Rice bill ‘postponed indefinitely’ as champion predicts next attempt will be more difficult

A controversial rice bill has been “postponed indefinitely” from deliberation by parliament, the key drafter Kittisak Rattanawaraha announced shortly after the National Legislative Assembly began deliberating the seven laws scheduled for today, including the rice bill.

The bill was initially placed at the top of the day’s agenda before the assembly decided to switch it with the second item, deliberation on the anti-market dumping bill.
Kittisak told a press conference that before deliberations began, he had met with NLA president Pornpetch Wichitcholchai, whip Somchai Sawangkarn, and some others involved in drafting the rice bill. Deliberations for the second and third readings required to pass the bill could not be completed in the time remaining in the NLA's term before the election, they determined.

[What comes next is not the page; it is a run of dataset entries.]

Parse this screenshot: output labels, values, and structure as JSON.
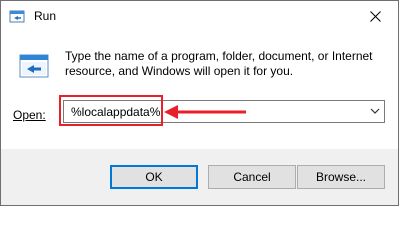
{
  "window": {
    "title": "Run",
    "description": "Type the name of a program, folder, document, or Internet resource, and Windows will open it for you.",
    "open_label": "Open:",
    "open_value": "%localappdata%",
    "buttons": {
      "ok": "OK",
      "cancel": "Cancel",
      "browse": "Browse..."
    }
  },
  "icons": {
    "title": "run-icon",
    "dialog": "run-icon",
    "close": "close-icon",
    "dropdown": "chevron-down-icon",
    "annotation_arrow": "arrow-left-icon"
  },
  "colors": {
    "highlight": "#e8202a",
    "default_button_border": "#0078d7"
  }
}
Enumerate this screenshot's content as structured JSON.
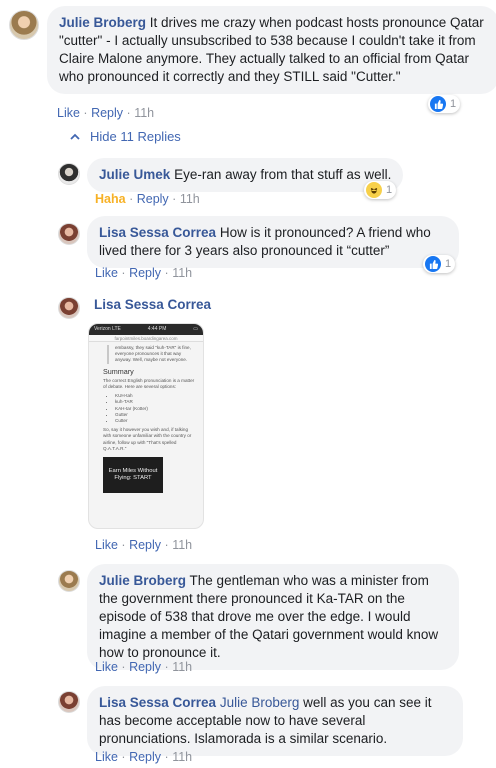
{
  "comment1": {
    "name": "Julie Broberg",
    "text": "It drives me crazy when podcast hosts pronounce Qatar \"cutter\" - I actually unsubscribed to 538 because I couldn't take it from Claire Malone anymore. They actually talked to an official from Qatar who pronounced it correctly and they STILL said \"Cutter.\"",
    "actions": {
      "like": "Like",
      "reply": "Reply",
      "time": "11h",
      "sep": "·"
    },
    "reaction": {
      "icon": "like-icon",
      "count": "1"
    }
  },
  "hide_replies": {
    "label": "Hide 11 Replies",
    "icon": "chevron-up-icon"
  },
  "reply1": {
    "name": "Julie Umek",
    "text": "Eye-ran away from that stuff as well.",
    "actions": {
      "like": "Haha",
      "reply": "Reply",
      "time": "11h",
      "sep": "·"
    },
    "reaction": {
      "icon": "haha-icon",
      "count": "1"
    }
  },
  "reply2": {
    "name": "Lisa Sessa Correa",
    "text": "How is it pronounced? A friend who lived there for 3 years also pronounced it “cutter”",
    "actions": {
      "like": "Like",
      "reply": "Reply",
      "time": "11h",
      "sep": "·"
    },
    "reaction": {
      "icon": "like-icon",
      "count": "1"
    }
  },
  "reply3": {
    "name": "Lisa Sessa Correa",
    "actions": {
      "like": "Like",
      "reply": "Reply",
      "time": "11h",
      "sep": "·"
    },
    "screenshot": {
      "status_left": "Verizon LTE",
      "status_time": "4:44 PM",
      "url": "farpointmiles.boardingarea.com",
      "quote": "embassy, they said \"kuh-TAR\" is fine, everyone pronounces it that way anyway. Well, maybe not everyone.",
      "heading": "Summary",
      "intro": "The correct English pronunciation is a matter of debate. Here are several options:",
      "options": [
        "KUH-tah",
        "kuh-TAR",
        "KAH-tar (Kotter)",
        "Gutter",
        "Cutter"
      ],
      "outro": "So, say it however you wish and, if talking with someone unfamiliar with the country or airline, follow up with \"That's spelled Q.A.T.A.R.\"",
      "ad": "Earn Miles Without Flying: START"
    }
  },
  "reply4": {
    "name": "Julie Broberg",
    "text": "The gentleman who was a minister from the government there pronounced it Ka-TAR on the episode of 538 that drove me over the edge. I would imagine a member of the Qatari government would know how to pronounce it.",
    "actions": {
      "like": "Like",
      "reply": "Reply",
      "time": "11h",
      "sep": "·"
    }
  },
  "reply5": {
    "name": "Lisa Sessa Correa",
    "mention": "Julie Broberg",
    "text": "well as you can see it has become acceptable now to have several pronunciations. Islamorada is a similar scenario.",
    "actions": {
      "like": "Like",
      "reply": "Reply",
      "time": "11h",
      "sep": "·"
    }
  },
  "colors": {
    "link": "#4267b2",
    "name": "#385898",
    "bubble": "#f2f3f5",
    "muted": "#90949c",
    "like_blue": "#1877f2",
    "haha_yellow": "#f7b125"
  }
}
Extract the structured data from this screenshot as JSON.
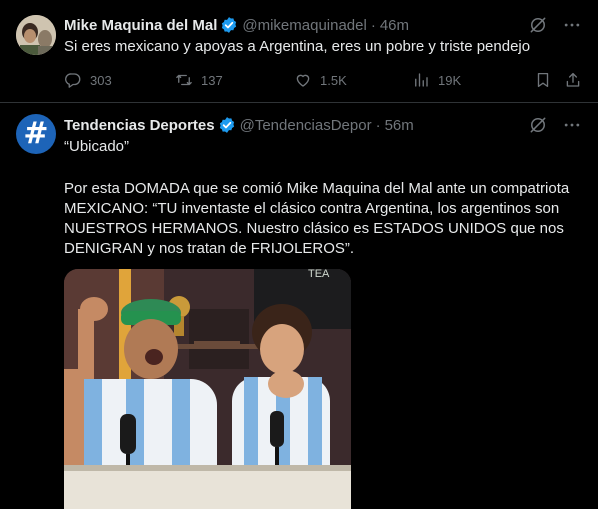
{
  "tweets": [
    {
      "name": "Mike Maquina del Mal",
      "handle": "@mikemaquinadel",
      "separator": "·",
      "time": "46m",
      "text": "Si eres mexicano y apoyas a Argentina, eres un pobre y triste pendejo",
      "replies": "303",
      "retweets": "137",
      "likes": "1.5K",
      "views": "19K"
    },
    {
      "name": "Tendencias Deportes",
      "handle": "@TendenciasDepor",
      "separator": "·",
      "time": "56m",
      "avatar_glyph": "#",
      "quote_line": "“Ubicado”",
      "body": "Por esta DOMADA que se comió Mike Maquina del Mal ante un compatriota MEXICANO: “TU inventaste el clásico contra Argentina, los argentinos son NUESTROS HERMANOS. Nuestro clásico es ESTADOS UNIDOS que nos DENIGRAN y nos tratan de FRIJOLEROS”.",
      "media_sign": "TEA"
    }
  ],
  "colors": {
    "background": "#000000",
    "text": "#e7e9ea",
    "muted": "#71767b",
    "verified": "#1d9bf0",
    "divider": "#2f3336"
  },
  "icons": [
    "verified-badge-icon",
    "grok-icon",
    "more-icon",
    "reply-icon",
    "retweet-icon",
    "like-icon",
    "views-icon",
    "bookmark-icon",
    "share-icon"
  ]
}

They decided the bill should be postponed indefinitely, with its fate left for the next group of parliamentarians to decide.
Kittisak cited strong opposition and frustrations over the opposition given the NLA’s “good intention to protect the farmers’ benefits”. He rejected the notion that the NLA was instructed by PM Prayut Chan-o-cha to drop the deliberation, saying it had nothing to do with him. Prayut was called on in an open letter by 32 civil groups in the Northeast on Sunday to help pressure the NLA to drop the bill. The groups also submitted the letter to the NLA president.
Kittisak said he had no regrets over being the bill’s key champion, but felt “sorry for it” not being passed under this NLA’s term. It would be more difficult to pass such a bill in the future, he predicted.
The rice bill, the first to aim for holistic rice production management in the country, became highly controversial and was rewritten several times before the final draft was finished yesterday.
The most controversial point lies in Section 5, concerning zoning and trade in rice varieties. Critics accuse the section of depriving farmers of their rights to access their favoured, and often local, varieties and forcing them to instead buy certified varieties from big agro firms.